La “operación militar especial” de Rusia significó un golpe casi demoledor para las proyecciones norteamericanas y europeas. Ante la imposibilidad de usar su maquinaria bélica, promovieron una guerra de sanciones para condicionar el desarrollo del conflicto. Los acontecimientos diarios demuestran que no lo han logrado.
Muchos analistas militares occidentales hablan de una fallida guerra relámpago -o “Blitzkrieg”- rusa. Dicen que Putin fracasó en hacer caer al gobierno ucraniano “en 24 o 48 horas” por el mero efecto de los bombardeos iniciales y una rápida toma de control de los centros de poder en Kiev. Otros sostienen, ya con menos especulación, que la operación rusa no pudo evitar el establecimiento de frentes fijos, algo que una ejecución exitosa del Blitzkrieg habría justamente prevenido.
Curiosamente, esa palabra que, también en su idioma de origen, el alemán, suena tenebrosa, es una creación, no de los militares nazis o de Hitler durante la Segunda Guerra Mundial, sino de sus oponentes. Los ingleses se referían a los bombardeos aéreos sobre Londres o Coventry como “the blitz”, los franceses motejaron el derrumbe de su ejército como el resultado del Blitzkrieg, los noruegos y griegos emplearon ese término para las operaciones que terminaron en la ocupación de sus países. Pero, tratándose todas ellas de operaciones de muy distinta naturaleza, el Blitzkrieg, menos que un concepto, es sólo una palabra que significa lo que dice: una guerra que fuerza muy rápidamente un desenlace, a la velocidad del rayo.
Lo más probable, entonces, es que esos estudiosos pro-Estados Unidos, tengan en mente una aproximación muy distinta: las estrategias norteamericanas, que se conforman con conquistar los puntos estratégicos de un país. El enemigo permanece entre y detrás de sus líneas. Si ataca a las fuerzas de invasión, éstas usan su poder aéreo para propinarles golpes contundentes.
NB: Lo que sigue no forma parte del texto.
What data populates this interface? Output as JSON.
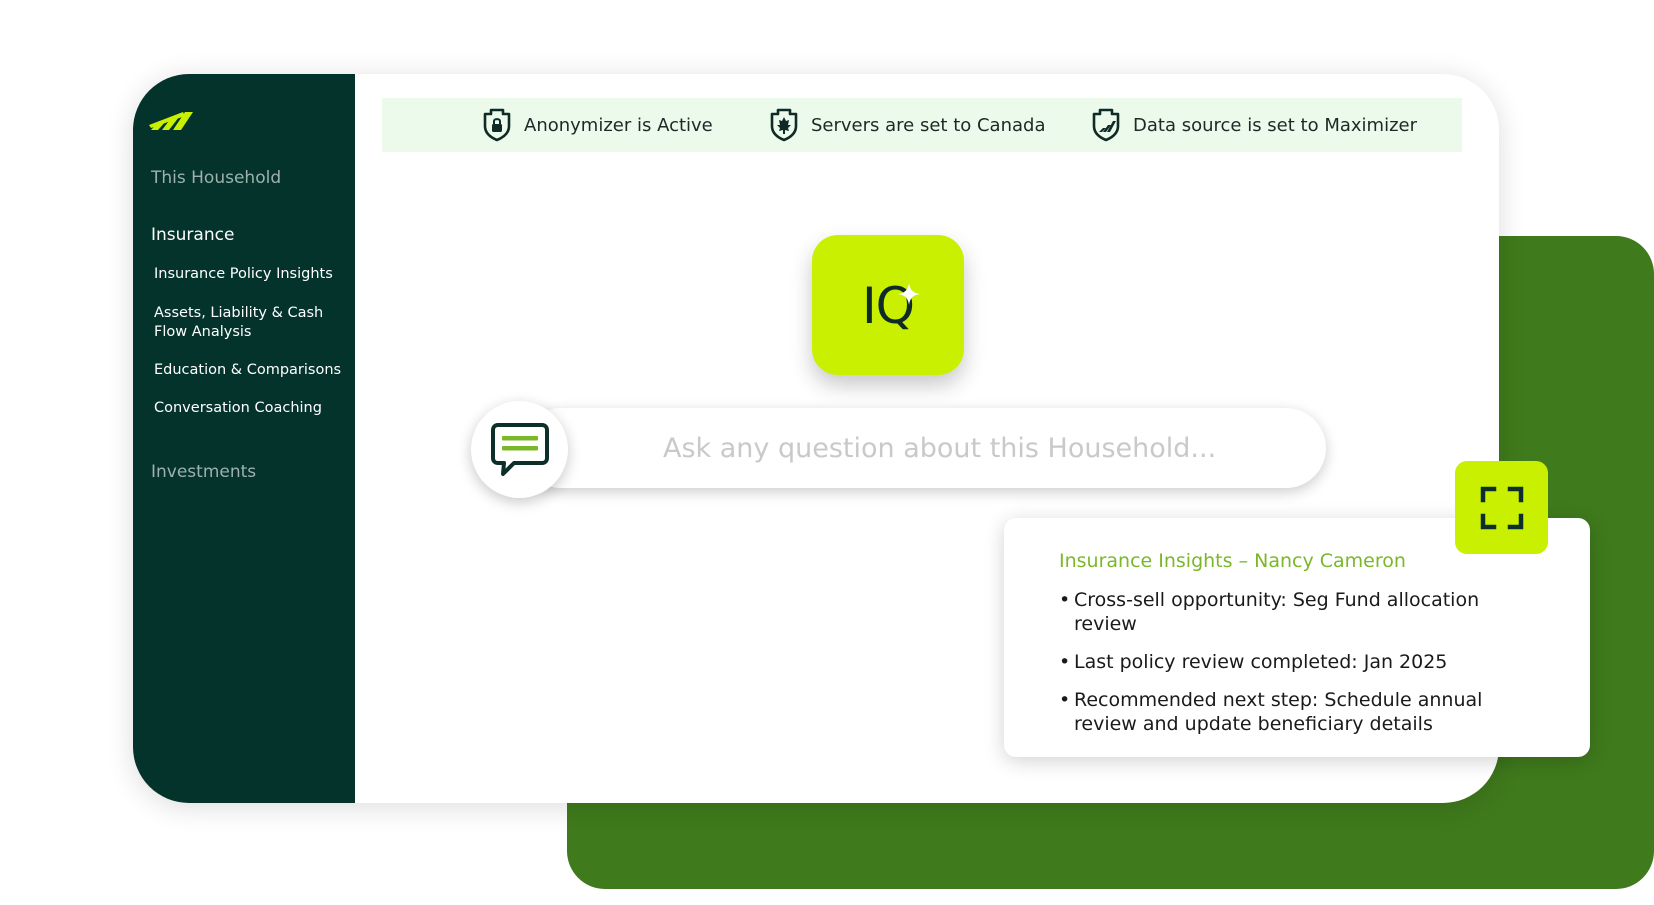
{
  "colors": {
    "sidebar_bg": "#04332c",
    "accent_lime": "#c8f000",
    "brand_green": "#3f7a1c",
    "status_bar_bg": "#ebfaea",
    "insights_title": "#7ab82a"
  },
  "sidebar": {
    "logo_icon": "brand-logo-icon",
    "sections": [
      {
        "label": "This Household",
        "active": false
      },
      {
        "label": "Insurance",
        "active": true
      },
      {
        "label": "Investments",
        "active": false
      }
    ],
    "insurance_items": [
      {
        "label": "Insurance Policy Insights"
      },
      {
        "label": "Assets, Liability & Cash Flow Analysis"
      },
      {
        "label": "Education & Comparisons"
      },
      {
        "label": "Conversation Coaching"
      }
    ]
  },
  "status_bar": {
    "items": [
      {
        "label": "Anonymizer is Active",
        "icon": "shield-lock-icon"
      },
      {
        "label": "Servers are set to Canada",
        "icon": "shield-maple-leaf-icon"
      },
      {
        "label": "Data source is set to Maximizer",
        "icon": "shield-logo-icon"
      }
    ]
  },
  "iq_tile": {
    "label": "IQ",
    "icon": "sparkle-icon"
  },
  "search": {
    "placeholder": "Ask any question about this Household...",
    "value": "",
    "icon": "chat-bubble-icon"
  },
  "insights": {
    "title": "Insurance Insights – Nancy Cameron",
    "items": [
      "Cross-sell opportunity: Seg Fund allocation review",
      "Last policy review completed: Jan 2025",
      "Recommended next step: Schedule annual review and update beneficiary details"
    ],
    "expand_icon": "expand-icon"
  }
}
Se trata de guerras sin límites de duración. Los ejemplos más claros son Afganistán e Irak.
La que sí es un verdadero Blitzkrieg es la guerra económica impuesta por Estados Unidos y seguida por los países satélites.
Aunque ya venía siendo aplicada en diversos países del orbe, no había sido impuesta con tanta amplitud a ninguna nación. En Venezuela, por ejemplo, las sanciones económicas provocaron una crisis social y de migración que afectó a los países de Latinoamérica, pues tuvieron que asumir los costos de la guerra económica llevada adelante por Estados Unidos y Europa.
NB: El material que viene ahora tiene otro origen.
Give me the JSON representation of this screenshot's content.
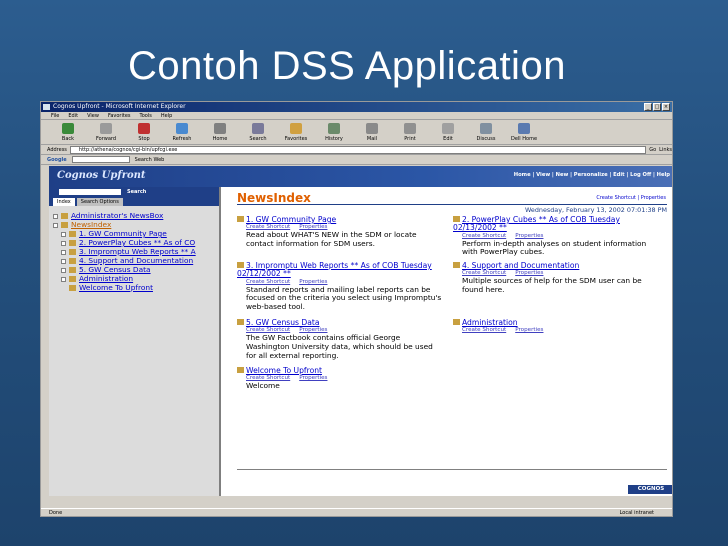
{
  "slide": {
    "title": "Contoh DSS Application"
  },
  "window": {
    "title": "Cognos Upfront - Microsoft Internet Explorer",
    "menu": [
      "File",
      "Edit",
      "View",
      "Favorites",
      "Tools",
      "Help"
    ],
    "toolbar": [
      "Back",
      "Forward",
      "Stop",
      "Refresh",
      "Home",
      "Search",
      "Favorites",
      "History",
      "Mail",
      "Print",
      "Edit",
      "Discuss",
      "Dell Home"
    ],
    "address_label": "Address",
    "address_value": "http://athena/cognos/cgi-bin/upfcgi.exe",
    "go_label": "Go",
    "links_label": "Links",
    "google_label": "Google",
    "search_web_label": "Search Web",
    "status_left": "Done",
    "status_right": "Local intranet"
  },
  "app": {
    "logo": "Cognos Upfront",
    "nav": "Home | View | New | Personalize | Edit | Log Off | Help",
    "search_button": "Search",
    "tabs": [
      "Index",
      "Search Options"
    ],
    "tree": [
      {
        "label": "Administrator's NewsBox",
        "style": "link"
      },
      {
        "label": "NewsIndex",
        "style": "highlight"
      },
      {
        "label": "1. GW Community Page",
        "style": "link"
      },
      {
        "label": "2. PowerPlay Cubes ** As of CO",
        "style": "link"
      },
      {
        "label": "3. Impromptu Web Reports ** A",
        "style": "link"
      },
      {
        "label": "4. Support and Documentation",
        "style": "link"
      },
      {
        "label": "5. GW Census Data",
        "style": "link"
      },
      {
        "label": "Administration",
        "style": "link"
      },
      {
        "label": "Welcome To Upfront",
        "style": "link"
      }
    ],
    "newsindex": {
      "title": "NewsIndex",
      "top_links": "Create Shortcut | Properties",
      "date": "Wednesday, February 13, 2002 07:01:38 PM",
      "link_shortcut": "Create Shortcut",
      "link_properties": "Properties",
      "entries_left": [
        {
          "title": "1. GW Community Page",
          "desc": "Read about WHAT'S NEW in the SDM or locate contact information for SDM users."
        },
        {
          "title": "3. Impromptu Web Reports ** As of COB Tuesday 02/12/2002 **",
          "desc": "Standard reports and mailing label reports can be focused on the criteria you select using Impromptu's web-based tool."
        },
        {
          "title": "5. GW Census Data",
          "desc": "The GW Factbook contains official George Washington University data, which should be used for all external reporting."
        },
        {
          "title": "Welcome To Upfront",
          "desc": "Welcome"
        }
      ],
      "entries_right": [
        {
          "title": "2. PowerPlay Cubes ** As of COB Tuesday 02/13/2002 **",
          "desc": "Perform in-depth analyses on student information with PowerPlay cubes."
        },
        {
          "title": "4. Support and Documentation",
          "desc": "Multiple sources of help for the SDM user can be found here."
        },
        {
          "title": "Administration",
          "desc": ""
        }
      ],
      "footer_logo": "COGNOS"
    }
  }
}
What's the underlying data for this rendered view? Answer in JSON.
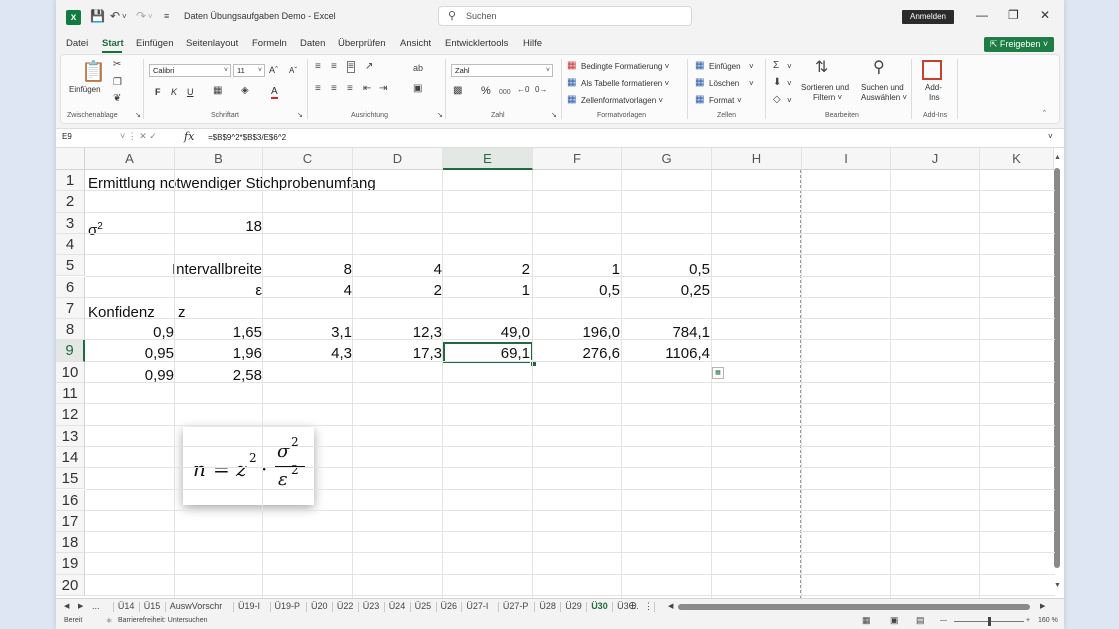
{
  "window": {
    "title": "Daten Übungsaufgaben Demo  -  Excel",
    "search_placeholder": "Suchen",
    "signin_label": "Anmelden",
    "share_label": "Freigeben"
  },
  "menu": [
    "Datei",
    "Start",
    "Einfügen",
    "Seitenlayout",
    "Formeln",
    "Daten",
    "Überprüfen",
    "Ansicht",
    "Entwicklertools",
    "Hilfe"
  ],
  "ribbon": {
    "clipboard": {
      "paste": "Einfügen",
      "label": "Zwischenablage"
    },
    "font": {
      "name": "Calibri",
      "size": "11",
      "bold": "F",
      "italic": "K",
      "underline": "U",
      "label": "Schriftart"
    },
    "alignment": {
      "label": "Ausrichtung"
    },
    "number": {
      "format": "Zahl",
      "percent": "%",
      "thousands": "000",
      "label": "Zahl"
    },
    "styles": {
      "conditional": "Bedingte Formatierung ˅",
      "as_table": "Als Tabelle formatieren ˅",
      "cell_styles": "Zellenformatvorlagen ˅",
      "label": "Formatvorlagen"
    },
    "cells": {
      "insert": "Einfügen",
      "delete": "Löschen",
      "format": "Format",
      "label": "Zellen"
    },
    "editing": {
      "sort_line1": "Sortieren und",
      "sort_line2": "Filtern ˅",
      "find_line1": "Suchen und",
      "find_line2": "Auswählen ˅",
      "label": "Bearbeiten"
    },
    "addins": {
      "line1": "Add-",
      "line2": "Ins",
      "label": "Add-Ins"
    }
  },
  "formula_bar": {
    "name_box": "E9",
    "fx": "fx",
    "formula": "=$B$9^2*$B$3/E$6^2"
  },
  "columns": [
    "A",
    "B",
    "C",
    "D",
    "E",
    "F",
    "G",
    "H",
    "I",
    "J",
    "K"
  ],
  "rows": [
    "1",
    "2",
    "3",
    "4",
    "5",
    "6",
    "7",
    "8",
    "9",
    "10",
    "11",
    "12",
    "13",
    "14",
    "15",
    "16",
    "17",
    "18",
    "19",
    "20"
  ],
  "cells": {
    "a1": "Ermittlung notwendiger Stichprobenumfang",
    "a3_base": "σ",
    "a3_exp": "2",
    "b3": "18",
    "b5": "Intervallbreite",
    "c5": "8",
    "d5": "4",
    "e5": "2",
    "f5": "1",
    "g5": "0,5",
    "b6": "ε",
    "c6": "4",
    "d6": "2",
    "e6": "1",
    "f6": "0,5",
    "g6": "0,25",
    "a7": "Konfidenz",
    "b7": "z",
    "a8": "0,9",
    "b8": "1,65",
    "c8": "3,1",
    "d8": "12,3",
    "e8": "49,0",
    "f8": "196,0",
    "g8": "784,1",
    "a9": "0,95",
    "b9": "1,96",
    "c9": "4,3",
    "d9": "17,3",
    "e9": "69,1",
    "f9": "276,6",
    "g9": "1106,4",
    "a10": "0,99",
    "b10": "2,58"
  },
  "formula_image": {
    "n": "n",
    "eq": "=",
    "z": "z",
    "sq": "2",
    "dot": "·",
    "sigma": "σ",
    "eps": "ε"
  },
  "sheet_tabs": [
    "...",
    "Ü14",
    "Ü15",
    "AuswVorschr",
    "Ü19-I",
    "Ü19-P",
    "Ü20",
    "Ü22",
    "Ü23",
    "Ü24",
    "Ü25",
    "Ü26",
    "Ü27-I",
    "Ü27-P",
    "Ü28",
    "Ü29",
    "Ü30",
    "Ü3 ..."
  ],
  "active_tab": "Ü30",
  "status": {
    "ready": "Bereit",
    "accessibility": "Barrierefreiheit: Untersuchen",
    "zoom": "160 %"
  },
  "colors": {
    "accent": "#1e6b3d",
    "excel_green": "#107c41"
  }
}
Ante la “operación militar especial” de Rusia, Washington quiso debilitar rápidamente su pilar económico, mediante una batería de sanciones que golpearían el meollo de sus principales fuentes de financiación externa.
El problema comenzó cuando esa guerra relámpago económica choca con las barreras rusas, que ya habían anticipado el régimen de sanciones. Y comienza a desmoronarse con la reticencia de los aliados de Estados Unidos de llevar las medidas al extremo. Es lógico: afectaría directamente a sus propias economías.
En este momento, los principales promotores y apoyos de la guerra económica constatan que sus efectos son limitados, y los satélites más pequeños ven con temor que siguen siendo vulnerables frente a Rusia.
Como en otras guerras, pero ahora en el plano económico, de una guerra relámpago se pasa a una de trincheras.
Han de subir su apuesta para afectar económicamente a Rusia. Pero eso aumenta también los efectos sobre sus propias economías. Y, peor aún, de manera desigual. Estados Unidos está más protegido que sus aliados europeos, y éstos, más que el resto de las naciones que no participan de la contienda, pero que sufren las consecuencias de manera amplificada, al carecer de resguardos y fondos para una crisis de este tipo.
El balance actual no satisface a los sancionadores. Decretan más y más castigos, embargos y restricciones. Impiden a Rusia a acudir a citas deportivas, le cierran las fronteras a sus aviones, le decomisan bienes en el exterior, censuran medios de comunicación, realizan ataques cibernéticos, apoyan a agitadores contrarios al gobierno, dirigen a la ONU, la OEA, la OTAN, la OMC, la OMS, y otras organizaciones mundiales para que aíslen a Rusia y, algo que es preocupante para cualquier país del mundo, toman control de sus las reservas en el extranjero.
Ahora no sólo tratan de frenar la guerra, sino que buscan destruir el país.
Paralelamente, ante la ineficacia de las medidas sancionatorias, e inhibidos de poder entrar directamente a la guerra sin provocar una crisis nuclear o una tercera guerra mundial, apuestan al desgaste militar de Rusia, introduciendo a Ucrania armamento de última generación, sin siquiera reflexionar que, en el futuro, podría ser usado en su contra por grupos terroristas.
La guerra económica impuesta a países más pobres es parte de las herramientas para destruir a los regímenes que no siguen los intereses de Estados Unidos. Lo han hecho por muchas décadas: Cuba, Venezuela, Irán, Iraq, Nicaragua, Yemen, Siria, Líbano, Libia, son algunos de ellos. Pero con Rusia la fórmula parece no funcionar. Que le afectará, no hay duda, pero Washington no previó las repercusiones económicas sobre la economía mundial.
Después de esta guerra, quedará un aprendizaje para los países del mundo y, especialmente, en América Latina. Deben tomar control de sus reservas internacionales, deberán contar con un poder de disuasión permanente, deberán constituir bloques económicos continentales, promover su industrialización y desarrollo productivo.
En suma, deberán luchar en contra de su condición de dependencia, si no quieren ser víctima de los juegos de poder de las grandes potencias.